Tips to staying safe while using fireworks
The patchy fireworks laws in the Tri-Cities can make it tough on police and fire crews during the Fourth of July.
If people are careful and considerate of their neighbors, the problems should be minimal. But last year, recently retired Pasco Police Chief Bob Metzger described the Tri-Cities as a “war zone” on July 4.
Let’s not repeat that.
That means being safe, smart and following the rules. If you live in Kennewick, Prosser, Connell or unincorporated Franklin County, personal fireworks are banned.
But certain types of fireworks are allowed in Richland, Pasco, Benton City, West Richland and unincorporated Benton County, and this means there will be popping and cracking and dogs cowering throughout the night.
In Pasco, especially, city officials are paying close attention because they are in the second of a two-year experiment allowing residents to set off non-aerial, personal fireworks.
Backyard fireworks used to be banned in Pasco, but it was a difficult law to enforce so city officials decided to allow residents to light up specific, “safe-and-sane” fireworks.
The idea is that it will make it easier for police to focus on people setting off the illegal kind that fly into the air. This is the year that could determine if the new law will continue. It all depends on how the night goes.

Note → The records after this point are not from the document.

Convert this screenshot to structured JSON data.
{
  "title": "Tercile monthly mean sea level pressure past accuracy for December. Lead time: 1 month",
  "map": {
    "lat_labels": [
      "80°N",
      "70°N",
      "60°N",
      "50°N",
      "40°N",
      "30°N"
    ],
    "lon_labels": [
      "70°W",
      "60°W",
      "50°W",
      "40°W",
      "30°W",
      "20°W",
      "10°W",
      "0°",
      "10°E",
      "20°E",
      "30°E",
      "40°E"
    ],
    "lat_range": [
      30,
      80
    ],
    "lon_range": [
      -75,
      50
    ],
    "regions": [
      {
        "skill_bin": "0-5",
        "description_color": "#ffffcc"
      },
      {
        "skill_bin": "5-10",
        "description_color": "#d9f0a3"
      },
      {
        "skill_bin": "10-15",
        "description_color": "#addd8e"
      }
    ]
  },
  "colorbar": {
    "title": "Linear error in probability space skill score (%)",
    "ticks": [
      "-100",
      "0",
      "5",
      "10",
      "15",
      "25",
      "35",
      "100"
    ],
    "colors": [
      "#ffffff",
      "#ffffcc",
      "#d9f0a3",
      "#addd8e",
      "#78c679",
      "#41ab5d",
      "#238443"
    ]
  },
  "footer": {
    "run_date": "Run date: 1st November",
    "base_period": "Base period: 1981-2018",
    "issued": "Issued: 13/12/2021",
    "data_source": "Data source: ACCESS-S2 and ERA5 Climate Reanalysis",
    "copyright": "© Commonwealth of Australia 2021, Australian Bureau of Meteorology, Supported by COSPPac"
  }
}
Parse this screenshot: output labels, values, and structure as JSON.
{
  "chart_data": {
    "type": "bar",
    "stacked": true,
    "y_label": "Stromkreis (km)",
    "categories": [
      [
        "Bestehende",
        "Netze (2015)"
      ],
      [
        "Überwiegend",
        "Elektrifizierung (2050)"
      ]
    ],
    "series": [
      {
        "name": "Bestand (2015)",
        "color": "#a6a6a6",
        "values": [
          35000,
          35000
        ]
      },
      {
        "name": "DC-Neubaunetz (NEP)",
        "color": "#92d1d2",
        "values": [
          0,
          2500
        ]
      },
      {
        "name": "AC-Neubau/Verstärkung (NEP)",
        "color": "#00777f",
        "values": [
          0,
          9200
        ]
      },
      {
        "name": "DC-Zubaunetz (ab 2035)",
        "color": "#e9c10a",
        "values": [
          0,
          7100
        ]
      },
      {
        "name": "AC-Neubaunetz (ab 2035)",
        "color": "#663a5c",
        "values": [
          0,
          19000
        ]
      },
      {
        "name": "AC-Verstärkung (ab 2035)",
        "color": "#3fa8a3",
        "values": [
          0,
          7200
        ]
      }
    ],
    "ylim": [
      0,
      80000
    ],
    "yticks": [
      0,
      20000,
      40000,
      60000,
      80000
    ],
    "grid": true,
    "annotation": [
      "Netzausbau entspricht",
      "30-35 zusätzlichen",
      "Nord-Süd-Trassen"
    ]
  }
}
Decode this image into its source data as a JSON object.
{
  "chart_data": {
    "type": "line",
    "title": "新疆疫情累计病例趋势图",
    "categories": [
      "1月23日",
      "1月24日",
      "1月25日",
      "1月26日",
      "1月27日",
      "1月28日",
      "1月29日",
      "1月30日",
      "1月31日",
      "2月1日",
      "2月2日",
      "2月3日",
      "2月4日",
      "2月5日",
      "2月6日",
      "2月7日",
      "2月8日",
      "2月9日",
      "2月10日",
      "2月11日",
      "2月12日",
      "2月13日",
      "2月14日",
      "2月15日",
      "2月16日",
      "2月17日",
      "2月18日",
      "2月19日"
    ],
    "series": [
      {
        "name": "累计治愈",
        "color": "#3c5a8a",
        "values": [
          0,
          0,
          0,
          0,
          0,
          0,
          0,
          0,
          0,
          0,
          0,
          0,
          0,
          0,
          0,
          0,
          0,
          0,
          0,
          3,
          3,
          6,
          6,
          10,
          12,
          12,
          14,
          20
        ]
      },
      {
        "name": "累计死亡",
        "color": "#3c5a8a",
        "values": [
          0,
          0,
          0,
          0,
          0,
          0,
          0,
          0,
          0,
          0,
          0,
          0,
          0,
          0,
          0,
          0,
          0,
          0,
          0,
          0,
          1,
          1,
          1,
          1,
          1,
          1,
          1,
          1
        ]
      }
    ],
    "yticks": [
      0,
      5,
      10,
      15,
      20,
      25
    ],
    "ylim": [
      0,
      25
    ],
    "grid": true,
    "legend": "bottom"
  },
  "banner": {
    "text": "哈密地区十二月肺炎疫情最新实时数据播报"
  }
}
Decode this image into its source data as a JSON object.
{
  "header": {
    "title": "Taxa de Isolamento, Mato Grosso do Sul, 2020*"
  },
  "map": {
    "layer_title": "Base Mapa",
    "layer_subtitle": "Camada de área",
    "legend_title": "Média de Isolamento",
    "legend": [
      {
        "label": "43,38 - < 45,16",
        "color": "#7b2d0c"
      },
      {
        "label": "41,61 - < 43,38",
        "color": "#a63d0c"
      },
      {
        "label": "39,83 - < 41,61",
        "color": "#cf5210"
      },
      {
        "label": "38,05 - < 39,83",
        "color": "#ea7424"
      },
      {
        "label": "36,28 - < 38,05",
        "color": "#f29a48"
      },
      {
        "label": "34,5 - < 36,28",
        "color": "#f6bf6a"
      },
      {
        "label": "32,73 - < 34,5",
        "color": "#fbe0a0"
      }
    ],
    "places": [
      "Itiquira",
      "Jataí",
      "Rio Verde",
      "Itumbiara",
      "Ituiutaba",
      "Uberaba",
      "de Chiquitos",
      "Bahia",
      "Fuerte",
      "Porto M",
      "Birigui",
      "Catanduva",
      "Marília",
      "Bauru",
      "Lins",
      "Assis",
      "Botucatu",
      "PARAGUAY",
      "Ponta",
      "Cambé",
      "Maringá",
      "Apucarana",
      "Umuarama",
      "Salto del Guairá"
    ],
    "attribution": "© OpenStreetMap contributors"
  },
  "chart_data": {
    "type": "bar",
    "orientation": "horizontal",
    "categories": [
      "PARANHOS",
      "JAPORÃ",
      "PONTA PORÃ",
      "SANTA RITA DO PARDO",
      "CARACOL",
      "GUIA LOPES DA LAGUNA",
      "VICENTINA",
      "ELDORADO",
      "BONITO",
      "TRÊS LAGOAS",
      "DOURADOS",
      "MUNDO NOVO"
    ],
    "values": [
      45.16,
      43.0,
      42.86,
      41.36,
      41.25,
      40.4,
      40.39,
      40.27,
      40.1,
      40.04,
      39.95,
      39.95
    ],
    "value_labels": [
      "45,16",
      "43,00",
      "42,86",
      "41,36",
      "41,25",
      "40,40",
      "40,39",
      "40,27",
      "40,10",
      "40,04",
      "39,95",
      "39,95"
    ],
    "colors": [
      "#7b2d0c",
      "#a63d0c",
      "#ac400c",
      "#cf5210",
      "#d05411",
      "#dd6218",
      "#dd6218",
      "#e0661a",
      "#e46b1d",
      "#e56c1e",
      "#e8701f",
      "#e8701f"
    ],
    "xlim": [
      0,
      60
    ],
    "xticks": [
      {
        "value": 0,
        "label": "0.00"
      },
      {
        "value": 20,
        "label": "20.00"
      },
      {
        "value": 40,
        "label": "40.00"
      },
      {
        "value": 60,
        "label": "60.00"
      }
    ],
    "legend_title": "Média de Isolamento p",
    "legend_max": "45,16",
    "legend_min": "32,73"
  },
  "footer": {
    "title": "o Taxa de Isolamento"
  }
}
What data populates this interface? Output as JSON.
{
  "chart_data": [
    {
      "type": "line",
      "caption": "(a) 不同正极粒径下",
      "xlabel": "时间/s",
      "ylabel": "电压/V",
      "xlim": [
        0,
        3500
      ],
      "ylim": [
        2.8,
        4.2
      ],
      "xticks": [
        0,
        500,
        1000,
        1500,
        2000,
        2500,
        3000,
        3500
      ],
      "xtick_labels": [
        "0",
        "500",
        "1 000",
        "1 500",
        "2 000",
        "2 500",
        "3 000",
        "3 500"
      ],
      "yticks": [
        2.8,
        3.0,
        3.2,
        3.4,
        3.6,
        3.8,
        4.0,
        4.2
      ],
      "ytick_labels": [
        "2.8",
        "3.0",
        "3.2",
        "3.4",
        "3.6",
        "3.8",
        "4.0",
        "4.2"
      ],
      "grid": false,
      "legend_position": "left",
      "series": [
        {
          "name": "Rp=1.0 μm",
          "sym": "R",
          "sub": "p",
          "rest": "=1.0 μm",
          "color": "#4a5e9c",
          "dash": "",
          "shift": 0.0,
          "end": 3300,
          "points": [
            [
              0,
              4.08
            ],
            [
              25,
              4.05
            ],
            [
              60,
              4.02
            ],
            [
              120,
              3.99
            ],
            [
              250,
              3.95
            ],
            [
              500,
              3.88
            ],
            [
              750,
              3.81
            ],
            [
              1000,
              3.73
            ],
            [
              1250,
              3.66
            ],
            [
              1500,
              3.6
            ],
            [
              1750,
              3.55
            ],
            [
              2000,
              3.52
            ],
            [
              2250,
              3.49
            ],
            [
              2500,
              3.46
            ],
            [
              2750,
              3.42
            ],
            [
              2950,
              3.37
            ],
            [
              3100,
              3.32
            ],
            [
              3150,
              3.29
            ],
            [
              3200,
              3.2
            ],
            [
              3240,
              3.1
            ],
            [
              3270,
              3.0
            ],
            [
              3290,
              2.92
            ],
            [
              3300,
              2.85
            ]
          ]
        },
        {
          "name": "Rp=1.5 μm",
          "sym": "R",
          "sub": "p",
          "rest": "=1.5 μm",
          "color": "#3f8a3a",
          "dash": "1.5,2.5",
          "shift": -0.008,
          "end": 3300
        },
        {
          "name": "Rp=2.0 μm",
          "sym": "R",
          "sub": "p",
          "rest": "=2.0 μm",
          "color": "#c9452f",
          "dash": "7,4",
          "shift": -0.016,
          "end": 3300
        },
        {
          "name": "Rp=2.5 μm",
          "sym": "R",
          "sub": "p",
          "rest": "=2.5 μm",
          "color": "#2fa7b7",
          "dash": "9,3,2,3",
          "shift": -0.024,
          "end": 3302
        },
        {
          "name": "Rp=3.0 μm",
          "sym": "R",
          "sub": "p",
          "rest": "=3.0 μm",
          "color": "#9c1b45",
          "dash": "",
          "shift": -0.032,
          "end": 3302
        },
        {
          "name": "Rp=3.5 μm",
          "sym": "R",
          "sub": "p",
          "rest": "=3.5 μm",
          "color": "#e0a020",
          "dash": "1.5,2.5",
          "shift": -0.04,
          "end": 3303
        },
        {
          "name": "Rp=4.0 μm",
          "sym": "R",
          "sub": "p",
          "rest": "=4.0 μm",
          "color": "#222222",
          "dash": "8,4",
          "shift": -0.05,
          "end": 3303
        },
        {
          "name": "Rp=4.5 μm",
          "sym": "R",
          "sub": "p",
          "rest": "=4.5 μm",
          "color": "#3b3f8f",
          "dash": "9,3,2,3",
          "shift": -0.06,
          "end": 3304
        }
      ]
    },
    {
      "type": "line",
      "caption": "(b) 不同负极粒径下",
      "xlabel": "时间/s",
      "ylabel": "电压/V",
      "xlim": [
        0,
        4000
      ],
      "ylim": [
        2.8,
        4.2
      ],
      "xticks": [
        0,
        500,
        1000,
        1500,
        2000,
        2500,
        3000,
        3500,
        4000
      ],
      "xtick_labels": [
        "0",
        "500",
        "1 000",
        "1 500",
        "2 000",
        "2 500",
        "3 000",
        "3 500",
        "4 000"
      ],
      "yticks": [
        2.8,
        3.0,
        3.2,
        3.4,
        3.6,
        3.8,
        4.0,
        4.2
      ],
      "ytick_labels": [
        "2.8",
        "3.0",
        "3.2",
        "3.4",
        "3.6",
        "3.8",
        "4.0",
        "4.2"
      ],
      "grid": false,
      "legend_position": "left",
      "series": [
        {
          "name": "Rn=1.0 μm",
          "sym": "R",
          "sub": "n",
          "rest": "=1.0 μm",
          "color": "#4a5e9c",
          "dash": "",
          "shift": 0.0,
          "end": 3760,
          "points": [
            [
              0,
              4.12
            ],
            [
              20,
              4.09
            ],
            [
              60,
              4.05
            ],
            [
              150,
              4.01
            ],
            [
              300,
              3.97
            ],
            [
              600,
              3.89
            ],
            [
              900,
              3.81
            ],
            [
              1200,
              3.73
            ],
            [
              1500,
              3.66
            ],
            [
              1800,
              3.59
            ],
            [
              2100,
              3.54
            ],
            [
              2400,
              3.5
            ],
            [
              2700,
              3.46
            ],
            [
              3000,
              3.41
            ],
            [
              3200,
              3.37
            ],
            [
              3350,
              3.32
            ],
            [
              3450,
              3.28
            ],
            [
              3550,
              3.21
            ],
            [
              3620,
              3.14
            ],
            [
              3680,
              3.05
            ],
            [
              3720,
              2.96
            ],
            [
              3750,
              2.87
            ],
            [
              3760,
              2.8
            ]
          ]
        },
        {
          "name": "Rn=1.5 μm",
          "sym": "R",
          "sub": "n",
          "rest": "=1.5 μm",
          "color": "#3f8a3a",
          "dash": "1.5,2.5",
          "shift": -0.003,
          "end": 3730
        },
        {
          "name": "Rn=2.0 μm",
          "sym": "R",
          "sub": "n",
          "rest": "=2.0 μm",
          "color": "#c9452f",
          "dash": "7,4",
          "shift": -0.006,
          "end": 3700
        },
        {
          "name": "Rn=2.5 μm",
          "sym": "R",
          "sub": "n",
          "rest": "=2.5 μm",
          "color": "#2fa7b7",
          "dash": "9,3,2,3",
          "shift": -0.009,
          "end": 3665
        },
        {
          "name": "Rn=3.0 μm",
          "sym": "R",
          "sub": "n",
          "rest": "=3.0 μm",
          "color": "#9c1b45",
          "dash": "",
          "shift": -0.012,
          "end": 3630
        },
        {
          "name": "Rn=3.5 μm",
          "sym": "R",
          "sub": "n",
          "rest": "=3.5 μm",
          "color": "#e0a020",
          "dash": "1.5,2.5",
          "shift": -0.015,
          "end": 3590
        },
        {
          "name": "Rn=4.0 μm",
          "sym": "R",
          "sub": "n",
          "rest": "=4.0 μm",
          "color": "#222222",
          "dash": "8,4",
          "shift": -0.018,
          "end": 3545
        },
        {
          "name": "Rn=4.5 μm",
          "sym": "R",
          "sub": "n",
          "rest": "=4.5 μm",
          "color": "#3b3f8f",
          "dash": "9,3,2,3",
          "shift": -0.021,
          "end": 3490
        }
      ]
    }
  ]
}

Pasco police say this July 4 they plan on being more forceful.
Capt. Jeff Harpster told the Tri-City Herald that last year was the “education year” and this year is the “enforcement year.” Pasco police plan to have specific fireworks-related patrols that will be on the lookout for illegal fireworks.
In addition, fireworks in Pasco, Richland and West Richland are supposed to stop being set off at midnight on July 4, which didn’t happen last year. Typically the noise and celebrating tapers off around 11 p.m., but in 2018 fire crews were going hard until 2 or 2:30 a.m.
The Fourth of July is a fun holiday, but it can be an annoying one for neighbors trying to sleep, and a dangerous one if people aren’t careful – fireworks and the area’s dry grasses are a terrible combination.
In Kennewick, the launch site for the fireworks is changing once again. For years, fireworks were set off on a barge in the Columbia River, but that changed last year when the Tidewater barging company sold the barge, and nothing comparable could be found to replace it.
So the blast-off site was moved to the shore on the east end of Columbia Park. This year, however, it will be at the Columbia Park Golf Links Driving Range, and organizers say it will give spectators a better view.
The new launch site also will have a safety buffer zone to prevent accidents and injuries. We hope this new location will be a hit with fans who make the River of Fire Festival a part of their holiday celebration.
Attending a professional fireworks show in Kennewick or at Gesa Stadium in Pasco are the best ways to enjoy the Fourth of July.